Secondary school pupils in Fife are back in class full-time for the first time this year.
Around 20,000 youngsters returned to the region’s 18 local authority secondary schools this morning.
Fife is among six council areas in Scotland where school has resumed after the Easter holidays, the others are Aberdeen, Dumfries and Galloway, Moray, Shetland and the Western Isles.
Pupils in other areas – including Dundee, Angus and Perthshire – will be back next Monday and shielding pupils on April 26.
Bell Baxter High School
Bell Baxter High School, in Cupar, was among those eager to welcome all its S1 to S6 pupils back for the first time since they broke off for the Christmas holidays.
Our reporter Laura Devlin was there this morning chatting to pupils and staff and will reveal later today how they feel to be back.
Everyone in Team Bell Baxter is looking forward to having all our learners back in school tomorrow. Please remember the following points:
😷Face masks to be worn at all times inc buses
🏫Learners should enter the building through their Year Group Entrances
💦Sanatise regularly— Bell Baxter High School (@Bellbaxter_HS) April 11, 2021
All secondary pupils must wear face coverings in school buildings are being offered twice weekly lateral flow test kits.

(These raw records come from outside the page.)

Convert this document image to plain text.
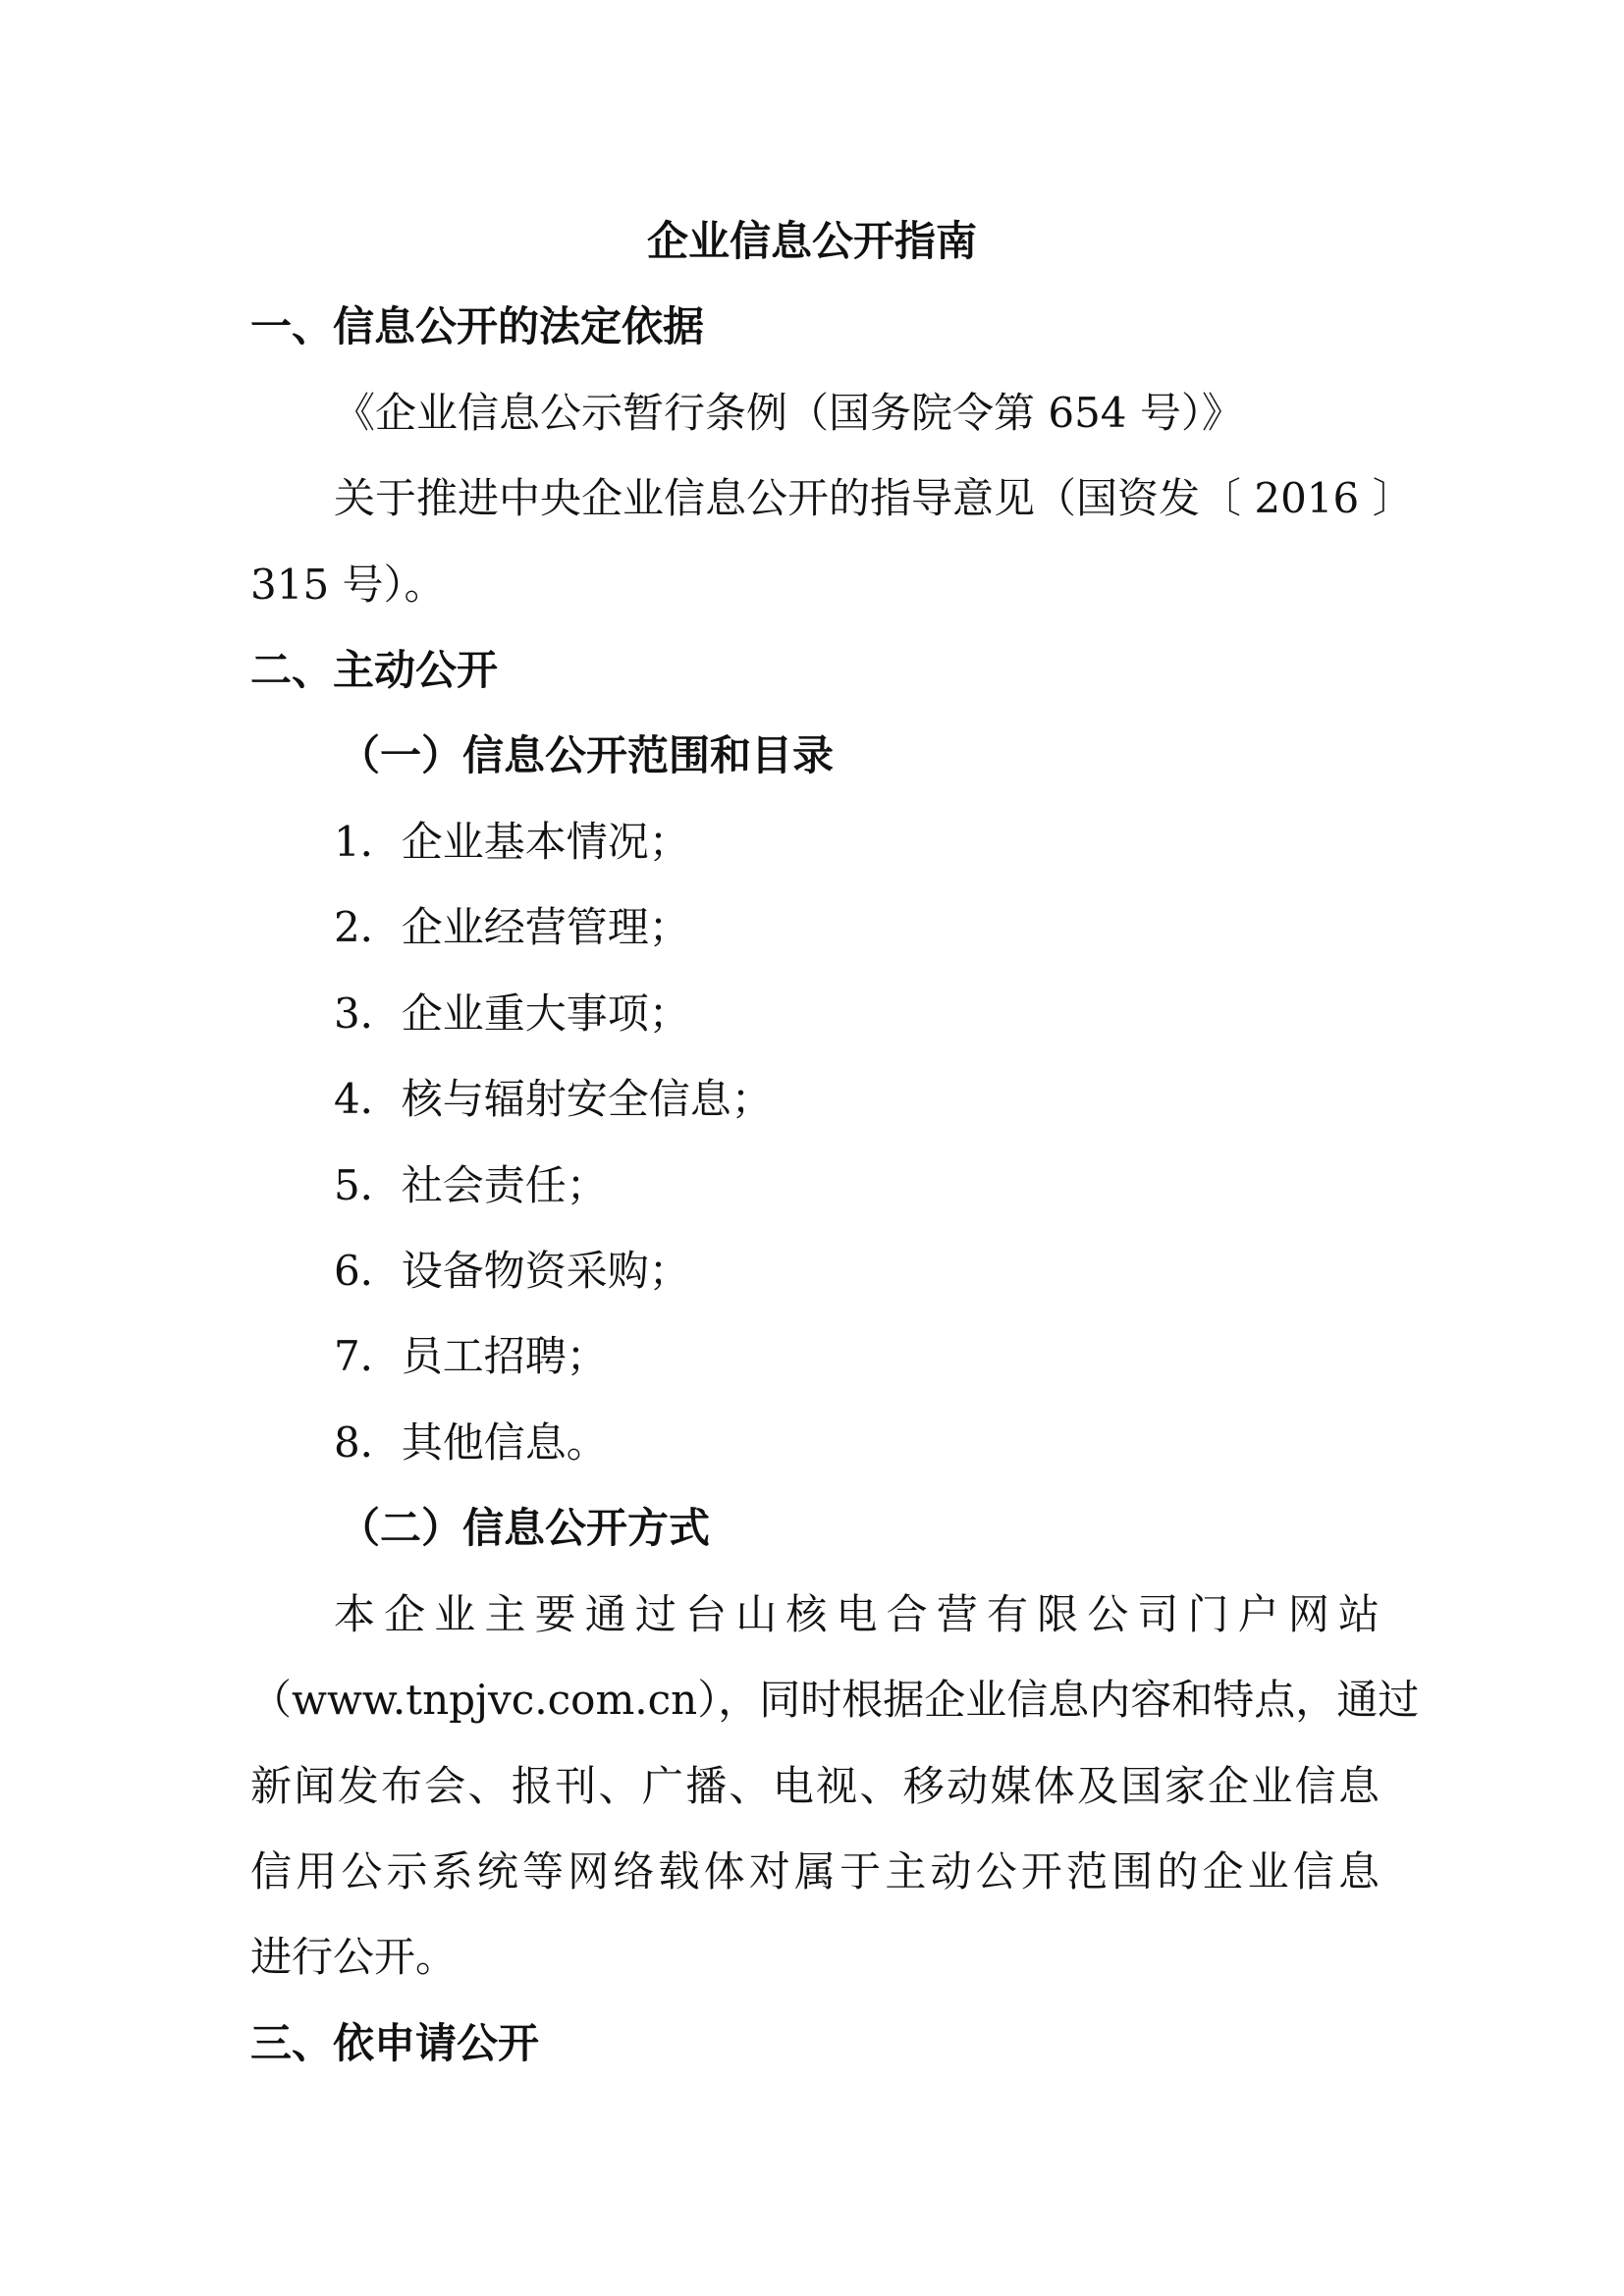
企业信息公开指南
一、信息公开的法定依据
《企业信息公示暂行条例（国务院令第 654 号）》
关于推进中央企业信息公开的指导意见（国资发〔 2016 〕
315 号）。
二、主动公开
（一）信息公开范围和目录
1．企业基本情况；
2．企业经营管理；
3．企业重大事项；
4．核与辐射安全信息；
5．社会责任；
6．设备物资采购；
7．员工招聘；
8．其他信息。
（二）信息公开方式
本企业主要通过台山核电合营有限公司门户网站
（www.tnpjvc.com.cn），同时根据企业信息内容和特点，通过
新闻发布会、报刊、广播、电视、移动媒体及国家企业信息
信用公示系统等网络载体对属于主动公开范围的企业信息
进行公开。
三、依申请公开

However, the two-metre distancing requirement in place when they returned part-time in March has been scrapped.
Assessments
Senior pupils are now in the final few weeks of their courses for National 5, Higher and Advanced Higher qualifications, for which the Scottish Qualifications Authority has produced an alternative certification model.
Although exams have been cancelled for a second year, there is controversy around assessments which some pupils have reportedly been told will be conducted under closed-book and exam conditions.
Due to the soaring Covid-19 infection rate then, schools reopened in January only to children of key workers and vulnerable children.
P1 to P3 and nursery pupils returned on February 22 and P4 to P7 went back three weeks later.
Secondary school pupils also returned from March 15 on a part-time basis, but a distancing requirement in force then meant some were in classes for as little as one day a week.